There are situtions where CSD gets loaded with pages that you can delete simply on title alone, but it is rare enough that it would more likely cause the bad practice mentioned above for those not familiar enough with the situation. (Discussion withdrawn) — xaosflux Talk 03:27, 25 January 2007 (UTC)[reply]

I have modified the edit summary in pyWikipediaBot to include the number of entries in the listified category. This addresses the suggestion that was made above. --Cyde Weys 17:40, 25 January 2007 (UTC)[reply]

Excellent, I've been waiting for that. I find these useful to use, but if someone is going to use this for analysis wouldn't it make sense to divide the list into 3 sections (new items added since the last update, items carried over from last update, and items removed since last update (which would be red links in the case of the deletion lists)). I guess it depends on how you intend to use the output (other than as an alternate way to see what's in the category). NoSeptember 18:03, 25 January 2007 (UTC)
Well, the list of what has been added and removed is already in the diffs between revisions, so it isn't really that necessary to also display it explicitly within each revision. I was, however, thinking of breaking out the number of entries per diff, which doesn't really tell the whole story. For instance, nine new entries could be added to CAT:CSD while ten are deleted, yet someone just tracking the # of entries in the edit summaries would see it as going down by one, and wouldn't think to view the diff to see that some new stuff has actually been added. Thus I'm looking into putting numbers into the edit summary like (100 current, 10 removed, 9 added) or some such. --Cyde Weys 21:30, 25 January 2007 (UTC)[reply]
Sounds good to me. The intervals sound quite short though: can anyone comment on the implications of frequent category page-gets as far as server impact is concerned? I'd assume these have more implications for db queries than the same number of article (etc) page fetches due to different caching, but I'm entirely hazy on the details of how that's implemented. Anyhoo, that's just a matter of tuning, as Cyde says. Alai 23:57, 26 January 2007 (UTC)[reply]
Getting a category page takes just as much server "effort" (as it were) as getting an article page. What requires a little bit of extra effort with categories is updating them when the text of another page changes to add or remove the category from it. But the category page itself is entirely cached. Once every five minutes is going to have a completely negligible effect on the servers. Hell, look at AntiVandalBot: it compares the diffs of every edit made to Wikipedia, live, and it's not really a problem either. --Cyde Weys 16:59, 28 January 2007 (UTC)[reply]
From what I know of the Mediawiki software, I think Cyde is right about category pages being cached, and having a server load on par with loading a cached article.
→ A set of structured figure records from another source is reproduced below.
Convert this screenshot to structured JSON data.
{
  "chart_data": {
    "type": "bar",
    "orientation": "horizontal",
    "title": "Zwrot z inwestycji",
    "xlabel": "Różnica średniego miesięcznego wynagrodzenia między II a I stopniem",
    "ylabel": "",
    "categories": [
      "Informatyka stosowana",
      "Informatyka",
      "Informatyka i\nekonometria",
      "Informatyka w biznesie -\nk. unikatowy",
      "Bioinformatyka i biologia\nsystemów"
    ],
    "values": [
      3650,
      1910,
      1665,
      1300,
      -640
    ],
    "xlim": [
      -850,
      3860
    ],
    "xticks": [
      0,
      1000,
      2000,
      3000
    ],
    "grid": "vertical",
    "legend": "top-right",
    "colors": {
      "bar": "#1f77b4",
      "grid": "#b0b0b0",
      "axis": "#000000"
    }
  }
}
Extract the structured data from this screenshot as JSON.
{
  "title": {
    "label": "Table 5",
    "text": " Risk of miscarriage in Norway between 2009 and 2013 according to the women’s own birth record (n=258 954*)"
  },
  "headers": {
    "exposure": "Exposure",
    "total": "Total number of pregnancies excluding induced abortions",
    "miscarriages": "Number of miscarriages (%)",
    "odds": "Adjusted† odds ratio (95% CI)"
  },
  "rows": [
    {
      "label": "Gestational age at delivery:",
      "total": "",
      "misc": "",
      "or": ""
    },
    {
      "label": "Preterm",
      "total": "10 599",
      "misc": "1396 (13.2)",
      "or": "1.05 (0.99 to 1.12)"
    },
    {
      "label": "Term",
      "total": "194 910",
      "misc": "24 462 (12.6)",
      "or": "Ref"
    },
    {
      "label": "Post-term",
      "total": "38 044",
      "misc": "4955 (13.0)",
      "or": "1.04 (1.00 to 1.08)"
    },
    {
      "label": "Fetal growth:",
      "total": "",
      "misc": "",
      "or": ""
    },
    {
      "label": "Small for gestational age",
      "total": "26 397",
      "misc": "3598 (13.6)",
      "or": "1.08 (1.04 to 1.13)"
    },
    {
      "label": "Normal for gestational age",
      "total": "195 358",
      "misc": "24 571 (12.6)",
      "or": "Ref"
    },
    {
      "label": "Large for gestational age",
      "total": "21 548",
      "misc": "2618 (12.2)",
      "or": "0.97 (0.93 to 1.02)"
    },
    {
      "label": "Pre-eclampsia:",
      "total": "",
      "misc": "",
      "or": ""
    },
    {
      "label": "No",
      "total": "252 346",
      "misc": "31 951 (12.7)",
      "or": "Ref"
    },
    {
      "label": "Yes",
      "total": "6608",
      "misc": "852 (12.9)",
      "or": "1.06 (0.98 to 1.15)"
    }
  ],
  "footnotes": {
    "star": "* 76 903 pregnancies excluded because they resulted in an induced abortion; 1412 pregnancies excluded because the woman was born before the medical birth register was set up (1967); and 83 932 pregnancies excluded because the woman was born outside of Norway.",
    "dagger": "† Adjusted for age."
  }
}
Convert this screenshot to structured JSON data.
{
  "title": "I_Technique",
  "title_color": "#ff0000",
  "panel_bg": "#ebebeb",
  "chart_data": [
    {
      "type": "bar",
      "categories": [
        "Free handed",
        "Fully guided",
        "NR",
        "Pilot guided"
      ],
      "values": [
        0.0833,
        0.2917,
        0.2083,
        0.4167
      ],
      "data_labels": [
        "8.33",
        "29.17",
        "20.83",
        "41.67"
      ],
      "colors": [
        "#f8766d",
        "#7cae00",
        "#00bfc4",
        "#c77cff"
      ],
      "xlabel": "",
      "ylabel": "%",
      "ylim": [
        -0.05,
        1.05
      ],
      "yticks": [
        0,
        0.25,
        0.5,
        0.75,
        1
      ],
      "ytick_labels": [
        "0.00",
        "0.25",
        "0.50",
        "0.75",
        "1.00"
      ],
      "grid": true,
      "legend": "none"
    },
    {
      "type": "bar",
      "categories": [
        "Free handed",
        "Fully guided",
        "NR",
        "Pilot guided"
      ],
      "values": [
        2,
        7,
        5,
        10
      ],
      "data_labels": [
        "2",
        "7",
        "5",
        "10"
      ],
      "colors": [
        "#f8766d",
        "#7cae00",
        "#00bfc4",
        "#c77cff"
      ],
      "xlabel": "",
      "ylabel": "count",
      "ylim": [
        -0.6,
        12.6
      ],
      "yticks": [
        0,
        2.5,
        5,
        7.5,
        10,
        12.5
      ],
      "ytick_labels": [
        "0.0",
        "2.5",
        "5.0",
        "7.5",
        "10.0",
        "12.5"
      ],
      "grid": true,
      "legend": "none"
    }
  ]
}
HighInBC (Need help? Ask me) 17:05, 28 January 2007 (UTC)[reply]
I know zilch about same, but I should have inferred as much from the structure of the job queue handling of large category changes. Fair enough then, aforementioned 'tuning' on the basis of the write-rate seems perfectly sufficient. I'll note that the "not a problem by analogy" argument isn't entirely sound, since replication of numerous reasonable loads isn't necessarily itself reasonable. (More of a problem if there were umpteen AVBs, though, rather than in this case.) Alai 07:31, 31 January 2007 (UTC)[reply]

 Approved.Mets501 (talk) 19:51, 7 February 2007 (UTC)[reply]

The above discussion is preserved as an archive of the debate. Please do not modify it. Subsequent comments should be made in a new section.